| |
Verhandelingen over de Slangen en Adders, die in het Landschap Drenthe gevonden worden, door Mr. J. van Lier. Met gecouleurde Plaaten. Te Amsterdam, by de Erven van F. Houttuin, en te Groningen, by L. Huysingh. In 't Fransch en Nederduitsch tegen over elkander geplaatst, in groot quarto 372 bladz.
De Heer van Lier, die meermaals getoond heeft, dat hy zyne oefeningen byzonder den Vaderlande toewydt, vangt deeze Verhandeling zeer gepast aan, met eene aanpryzing van de beoefening der Natuurlyke Historie, by uitstek ten opzigte van 't geen in ons Vaderland opmerking vordert. By mangel van dit behoorelyk in agt te neemen, blyft men zomtyds, hoe kundig ook ten aanzien van vreemde Gewesten, onkundig van 't geen desaangaande in ons eigen Vaderland gevonden wordt. Zulks heeft,
| |
| |
gelyk zyn Ed. voorts doet zien, wel inzonderheid plaats omtrent de Slangen en Adders, die veelen Nederlanderen, zelfs in 't Landschap Drenthe, daar ze gansch niet zeldzaam voorkomen, naauwlyks meer dan by naame bekend zyn. Hier door is de Heer en Mr. van Lier te sterker genoopt, om dit onderwerp met alle naauwkeurigheid, (daar het Landschap, door hem bewoond, 'er hem eene geschikte gelegenheid toe aan de hand gaf,) na te gaan; en zyn Ed. heeft de goedheid van zyne daaromtrent gemaakte opmerkingen, in deeze Verhandeling, gemeen te maaken. Dezelve behelst eene juiste beschryving van de drie Slangensoorten, met derzelver afbeelding in drie gecoleurde Plaaten, zo als ze in 't Landschap Drenthe gevonden worden; en onze oplettende naspoorer deezer Dieren doet die beschryving vergezeld gaan, van eene reeks van oordeelkundige en leerzaame aanmerkingen over verscheiden byzonderheden, tot deeze en andere Slangensoorten betrekkelyk. Liefhebbers der Natuurlyke Historie zullen ongetwyfeld 's Mans aangewende moeite danklyk erkennen; en met genoegen nagaan, 't geen hy deswegens, zo in 't eene als in 't andere opzigt, bygebragt heeft. - Het hoofdzaaklyke van het verslag van den Heer en Mr. van Lier, (wy kunnen ons niet wel met de byzonderheden ophouden, zonder al te breedvoerig te worden,) komt hierop uit.

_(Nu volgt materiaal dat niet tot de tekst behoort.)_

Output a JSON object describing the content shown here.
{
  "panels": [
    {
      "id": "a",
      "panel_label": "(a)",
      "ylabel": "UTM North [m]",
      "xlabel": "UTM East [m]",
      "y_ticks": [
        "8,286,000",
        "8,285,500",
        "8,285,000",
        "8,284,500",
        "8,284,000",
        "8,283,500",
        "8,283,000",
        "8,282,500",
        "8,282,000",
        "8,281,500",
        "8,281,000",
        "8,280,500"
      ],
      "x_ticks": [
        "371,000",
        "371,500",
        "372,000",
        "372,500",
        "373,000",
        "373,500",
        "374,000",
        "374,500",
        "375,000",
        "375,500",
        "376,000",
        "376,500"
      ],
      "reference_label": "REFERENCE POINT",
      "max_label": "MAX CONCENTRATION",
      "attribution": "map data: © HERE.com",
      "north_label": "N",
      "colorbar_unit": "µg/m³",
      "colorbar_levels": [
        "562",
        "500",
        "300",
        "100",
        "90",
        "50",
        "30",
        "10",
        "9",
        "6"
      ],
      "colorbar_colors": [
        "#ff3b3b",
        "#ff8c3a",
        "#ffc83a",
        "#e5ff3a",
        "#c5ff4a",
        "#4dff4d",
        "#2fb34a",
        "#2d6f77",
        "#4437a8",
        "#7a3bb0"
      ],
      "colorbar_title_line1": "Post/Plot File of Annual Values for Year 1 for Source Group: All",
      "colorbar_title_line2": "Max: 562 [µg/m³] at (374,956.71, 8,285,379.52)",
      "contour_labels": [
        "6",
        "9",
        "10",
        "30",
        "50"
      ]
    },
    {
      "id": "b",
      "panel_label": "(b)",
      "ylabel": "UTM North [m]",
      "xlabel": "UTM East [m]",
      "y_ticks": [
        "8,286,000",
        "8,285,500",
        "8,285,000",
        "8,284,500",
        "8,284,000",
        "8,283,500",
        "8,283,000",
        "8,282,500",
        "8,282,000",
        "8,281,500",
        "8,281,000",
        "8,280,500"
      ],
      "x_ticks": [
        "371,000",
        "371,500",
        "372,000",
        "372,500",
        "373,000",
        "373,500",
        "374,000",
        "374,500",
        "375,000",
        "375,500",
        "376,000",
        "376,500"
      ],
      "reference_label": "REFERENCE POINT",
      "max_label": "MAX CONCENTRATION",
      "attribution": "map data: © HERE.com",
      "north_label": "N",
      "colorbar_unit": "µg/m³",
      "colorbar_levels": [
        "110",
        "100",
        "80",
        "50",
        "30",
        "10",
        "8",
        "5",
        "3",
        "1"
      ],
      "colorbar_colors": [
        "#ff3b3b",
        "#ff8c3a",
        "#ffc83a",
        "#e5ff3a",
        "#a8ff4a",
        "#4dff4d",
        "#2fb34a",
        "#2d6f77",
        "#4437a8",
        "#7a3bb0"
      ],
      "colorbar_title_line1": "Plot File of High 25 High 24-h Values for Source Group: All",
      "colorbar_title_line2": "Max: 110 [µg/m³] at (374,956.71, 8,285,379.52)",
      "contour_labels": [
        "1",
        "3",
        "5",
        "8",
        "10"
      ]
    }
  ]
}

'Er zyn in het Landschap Drenthe drie soorten van Dieren, welken tot het Geslacht der Slangen behooren; men onderscheidt ze zoor de benaamingen Slangen, Adders en Hazelwormen. De Landlieden spreeken ook nog wel van eene vierde soort, die tot de Waterdieren zou behooren; dan dit schynt eene misvatting te weezen; men zal gewaand hebben, zulk eene Waterslang soort te zien, om dat men de eene of andere der opgemelde Slangensoorten heeft zien zwemmen; welke kunst de eerstgemelde soort vooral meesterlyk oefent; van waar ze ook den bynaam van Natrix of Zwemster draagt, en wel eens de Waterslang geheeten wordt.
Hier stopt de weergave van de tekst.